На ступеньку рядом с ним присел молодой мужчина с прилипшей к нижней губе сигаретой. Его коричневая куртка была заношена до блеска. Около тридцати лет, с заросшим трехдневной щетиной лицом и длинными каштановыми волосами, собранными в хвост. Он имел прокуренные зубы цвета желтого мела, карие глаза и шрам в виде полумесяца под правым глазом. На протяжении последних трех лет он был героиновым наркоманом и одновременно — источником, из которого Ло Манто черпал информацию о происходящем на улицах города. Эта информация была вполне надежной, и, несмотря на то что парень принадлежал к разряду так называемых уличных отбросов, он пользовался доверием со стороны членов каморры среднего уровня, которые продавали ему наркотики. Ло Манто уже с десяток раз предпринимал попытки устроить его в какой-нибудь реабилитационный центр, чтобы тот избавился наконец от наркотиков и зажил нормальной жизнью, но каждый раз сталкивался с неудачей, напрасно тратя нервы, теряя время и ценную информацию.
— Сообщил тебе Альберто то, что ты хотел знать? — спросил информатор.
— Это наше с ним дело, — ответил Ло Манто, продолжая разглядывать проходящих мимо людей. Информатор пододвинулся ближе, и на детектива накатила тяжелая волна запаха пота и немытого тела.

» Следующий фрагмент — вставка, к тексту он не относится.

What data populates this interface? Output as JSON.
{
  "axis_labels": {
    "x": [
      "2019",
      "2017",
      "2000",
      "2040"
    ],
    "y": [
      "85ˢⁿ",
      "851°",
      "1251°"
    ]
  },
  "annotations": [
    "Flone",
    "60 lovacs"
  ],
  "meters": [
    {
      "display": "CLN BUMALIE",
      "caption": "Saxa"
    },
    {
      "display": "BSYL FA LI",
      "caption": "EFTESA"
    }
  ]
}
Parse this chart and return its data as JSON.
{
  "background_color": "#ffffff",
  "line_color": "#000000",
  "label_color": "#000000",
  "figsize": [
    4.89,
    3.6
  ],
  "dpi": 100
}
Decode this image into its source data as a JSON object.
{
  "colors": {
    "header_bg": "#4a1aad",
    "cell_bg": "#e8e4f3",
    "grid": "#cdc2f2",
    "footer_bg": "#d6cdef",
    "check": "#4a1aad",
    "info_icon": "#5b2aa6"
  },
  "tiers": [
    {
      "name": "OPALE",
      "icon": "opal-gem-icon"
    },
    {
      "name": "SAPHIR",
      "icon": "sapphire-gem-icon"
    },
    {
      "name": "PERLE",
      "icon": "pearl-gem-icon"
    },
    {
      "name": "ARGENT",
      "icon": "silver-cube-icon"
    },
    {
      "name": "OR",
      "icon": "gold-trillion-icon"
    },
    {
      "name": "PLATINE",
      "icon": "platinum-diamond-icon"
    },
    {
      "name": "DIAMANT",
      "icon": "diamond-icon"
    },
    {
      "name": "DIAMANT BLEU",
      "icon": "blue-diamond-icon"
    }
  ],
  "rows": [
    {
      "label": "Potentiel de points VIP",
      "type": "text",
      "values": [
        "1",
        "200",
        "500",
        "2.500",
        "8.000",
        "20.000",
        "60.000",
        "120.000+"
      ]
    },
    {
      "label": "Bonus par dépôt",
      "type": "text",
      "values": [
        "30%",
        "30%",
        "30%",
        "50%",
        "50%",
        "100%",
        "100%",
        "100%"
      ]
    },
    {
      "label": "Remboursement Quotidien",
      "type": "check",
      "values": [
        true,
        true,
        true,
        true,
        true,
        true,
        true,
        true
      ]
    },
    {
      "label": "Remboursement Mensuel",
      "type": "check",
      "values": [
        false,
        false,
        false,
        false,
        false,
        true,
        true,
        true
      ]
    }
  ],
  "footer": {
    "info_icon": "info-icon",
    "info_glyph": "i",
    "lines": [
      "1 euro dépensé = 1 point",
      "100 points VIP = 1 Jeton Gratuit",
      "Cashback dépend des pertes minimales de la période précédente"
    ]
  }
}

— Они тебе что-то сделали, или это был обычный полицейский рейд? Даже аресты не расстраивают боссов больше, чем стрельба, потому что они всегда могут вытащить своего человека из тюрьмы, а если его пристрелят, остается только послать цветы на могилу.
— Знаешь что, Пепе? Купи газету. Я всегда так делаю, когда хочу узнать свежие новости. Но когда мне нужна информация, я обращаюсь к тебе. Вот и давай выгладывай, что у тебя есть.
— А с чего ты взял, что у меня что-то есть?
Ло Манто повернул голову и посмотрел на потрепанного парня с сигаретой во рту и широкой улыбкой на тонких бескровных губах.
— Я в этом уверен и готов поставить на кон твою жизнь.
Улыбка сползла с лица Пепе, он выплюнул окурок и раздавил его каблуком старого ботинка.
— Всех наркош в городе колбасит. Невозможно найти дозу, чтобы вмазаться. Такого не было со времени визита папы, когда всех барыг зачищали под мелкую гребенку, но даже тогда это продолжалось всего несколько дней.
— И с чем все это связано?
— Готовится что-то крупное, — ответил Пепе. — Мой барыга сказал, чтобы я подождал до середины недели. Тогда, говорит, будет столько дури, что хватит на месяц, причем первоклассного качества, а не того дерьма, которое толкали раньше.